Many retirees depend on Social Security benefits or other government-sponsored retirement benefits as a primary source of retirement funds, using it to pay for everything from rent to groceries. It might come as a surprise to some retirees when they have to pay state and/or federal income taxes on the benefits they receive.
Obviously, paying taxes on your retirement benefits reduces the amount of money you have to live on. Knowing if and how your benefits may be taxed will help you plan your retirement budget.
What Might Be Taxed?
You have to pay income tax on two main types of government-sponsored retirement benefits:
- Social Security benefits, including monthly retirement, survivor, and disability benefits. It doesn't include Supplemental Security Income (SSI) payments, which aren't taxable
- Tier 1 Railroad Retirement benefits. These are part of the benefits a railroad employee would've been entitled to under the Social Security system. These benefits are commonly called the "Social Security Equivalent Benefit (SSEB) portion of Tier 1 benefits"
If you receive these benefits, you'll get a Form SSA-1099 (Social Security Benefit Statement) or a Form RRB-1099 (Payments by the Railroad Retirement Board). These forms tell you exactly how much money you received in benefits so you can complete your income tax forms.
How Benefits Are Taxed
The federal tax code sets out how much of your Social Security and Tier 1 benefits, if any, are taxable. A three-level system based on your modified adjusted gross income (MAGI) is used.
What's your MAGI? Your adjusted gross income (AGI) is all of your income, such as wages, salary, and interest you get from bank accounts, minus certain deductions, like contributions you make to a retirement account. Your MAGI is your AGI:
- Minus various other deductions, like student loan interest and some tuition expenses
- Plus any foreign earned income exclusion, which might apply if you live in and earn income in another country, and tax exempt interest, which usually is interest you get on state or local government bonds
The Three Levels
Low income taxpayers. If your MAGI plus half of your benefits are below a certain base amount, you don't have to report any of your Social Security or Tier 1 benefits. For married taxpayers filing jointly, the base amount is $32,000. For married couples who live together and file separately, the base amount is $0. For all other taxpayers it is $25,000.

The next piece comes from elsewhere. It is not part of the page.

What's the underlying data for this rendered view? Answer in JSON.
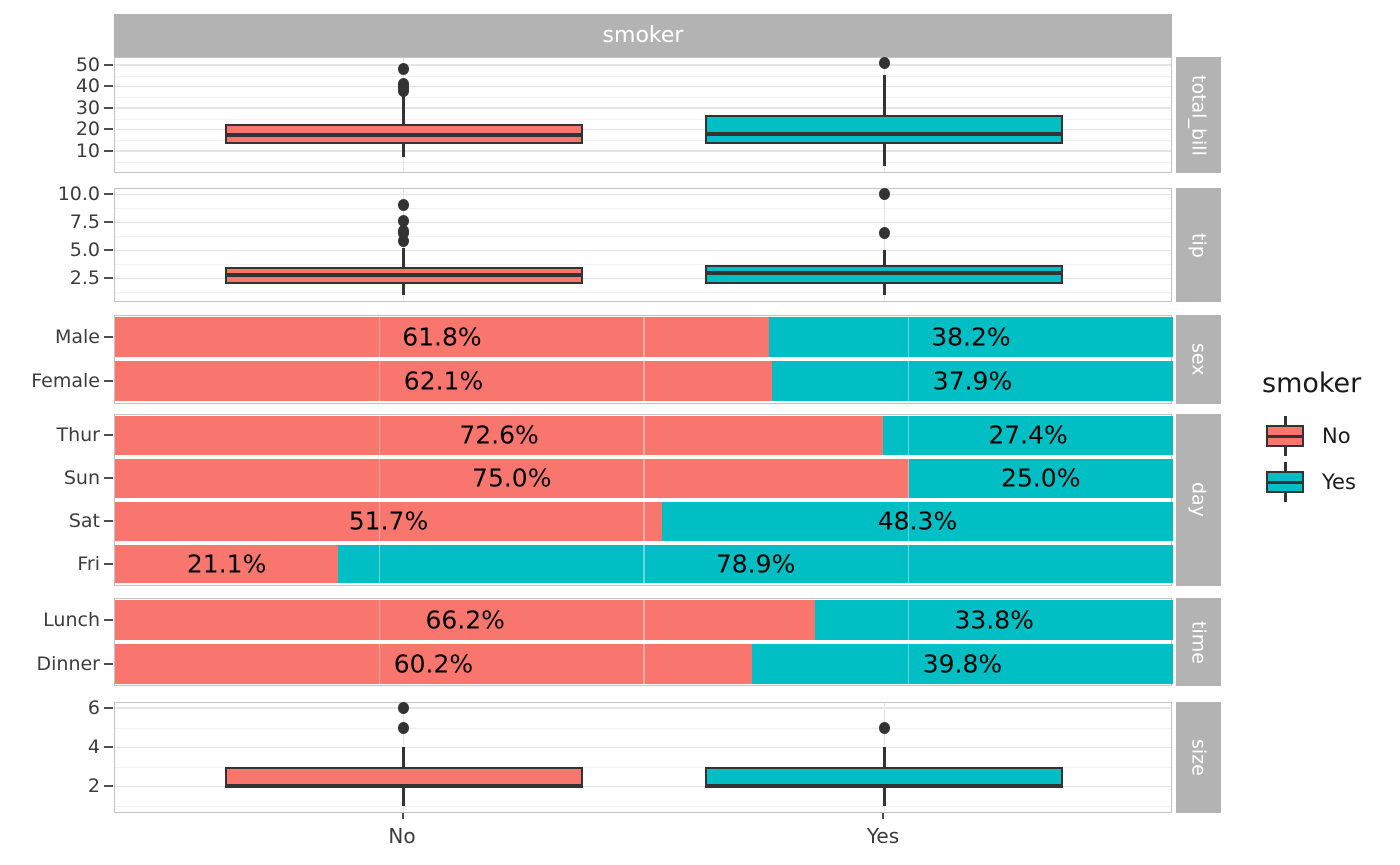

For example, you're 67 years old and received $10,000 of Social Security benefits in 2010. You also earned $12,000 from a part-time job, and you have $3,000 of taxable interest and $2,500 of tax-exempt interest. Here, your MAGI is $17,500 ($12,000 + $3,000 + $2,500). None of your benefits are taxable because your MAGI plus half of your Social Security benefits ($22,500) is less than $25,000.
Middle income taxpayers. If you're in this level, you may have to include up to 50 percent of your benefits in gross income. If your MAGI plus half of your benefits is more than the base amount, you have to report the lesser of:
- 50 percent of the benefits you received, or
- 50 percent of the excess of MAGI plus 50 percent of Social Security benefits over the base amount
For example, you and your wife are both 68 and file jointly. You each receive $15,000 of Social Security benefits. You earn $16,000 from a part-time job, and you have $6,000 of taxable interest. On your joint return, you report $2,500 of benefits in gross income, because:
- 50 percent of the excess of MAGI plus 50 percent of benefits over the base amount, or ($16,000 + $6,000 + ($30,000 x 50 percent)) - $32,000 = $5,000 x 50 percent = $2,500, is less than
- 50 percent of your benefits, or $30,000 x 50 percent = $15,000
High income taxpayers. Here you may have to report up to 85 percent of your benefits as gross income. If your MAGI plus half of your benefits go above an adjusted base amount, you have to report the lesser of:
- 85 percent of the benefits received, or
- The sum of: (1) 85 percent x (MAGI + one-half of your benefits) minus the elevated base amount, plus (2) the lesser of (a) the amounts calculated by a "middle income taxpayer" or (b) $9,000, or $12,000 if you file jointly, for 2010
There are three adjusted base amounts:
- $44,000 for married taxpayers filing jointly
- $0 for married couples who live together but file separately
- $34,000 for all other taxpayers
Also, 85 percent of your benefits may be taxable if you're married filing separately and you lived with your spouse during the tax year.
Get It Right
You don't want to pay taxes you're not required to pay, and you don't want to risk having to pay a penalty for not paying taxes you owe. If you receive Social Security or Tier 1 benefits, look carefully at the IRS instructions, and if you still have questions, be sure to talk to a professional tax preparer or a tax lawyer before you file.
Questions for Your Attorney
- I get Social Security retirement benefits and my spouse gets Tier 1 benefits. Should we file jointly?
- Should I take monthly payments of Tier 1 benefits or a lump sum payment of the benefits?
- Can I work out a payment plan instead of paying the taxes on my Social Security benefits all at once?